Introduction: The interaction between heart failure, renal insufficiency and anemia has been termed as cardiorenal anemia (CRA) syndrome. Red cell distribution width (RDW) hasn’t been clarified of the prognostic impacts in acute heart failure (HF) with cardiorenal anemia syndrome. Hypothesis: RDW remained its prognostic predictive power in patient with cardiorenal anemia syndrome Methods: A total of 978 patients (age 75±14 years, 70% men) hospitalized for AHF were enrolled. National Death Registry was linked for the clinical outcomes of all-cause mortality. We collected data of past medical history, biochemistry profiles, and echocardiographic on admission. Results: Among the study population, 419 (43%) subjects had cardiorenal anemia syndrome. Across the tertiles of RDW distribution, high RDW was associated with lower left ventricular ejection fraction (LVEF) and hemoglobin levels, and higher serum creatinine levels. During a median follow-up duration of 31 months, 472 subjects (43%) died.
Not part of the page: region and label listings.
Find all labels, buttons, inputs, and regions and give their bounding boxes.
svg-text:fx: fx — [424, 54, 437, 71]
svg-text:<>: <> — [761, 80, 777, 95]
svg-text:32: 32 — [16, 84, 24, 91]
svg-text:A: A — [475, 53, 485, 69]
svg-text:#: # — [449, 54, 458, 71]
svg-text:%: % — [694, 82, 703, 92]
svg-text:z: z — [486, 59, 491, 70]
The post-discharge mortality increased along with the tertiles of RDW(Figure). After accounting for age, gender, co-morbidities, hemoglobin, renal function, and sodium level, RDW remained an independent predictor of mortality (HR and 95% CI for 1% increase of RDW: 1.11; 1.07-1.15). With further adjustment of NT-proBNP, RDW still was an independent prognostic factor. With adjustments for age, sex and hemoglobin in subgroup analysis, RDW was associated with mortality in patients with chronic kidney disease stage I/II (1.09; 1.03-1.15), III (1.12; 1.06-1.19), and IV/V (1.07; 1.00-1.14). Furthermore, in patients with CRA syndrome, RDW was still related to mortality (1.07; 1.02-1.12). Conclusions: Elevated RDW is independently associated with mortality in patients hospitalized for acute HF, despite anemia status, renal function, or CRA syndrome status. Giving RDW an easily accessible marker, the study results may support RDW to improve the risk stratification of acute HF.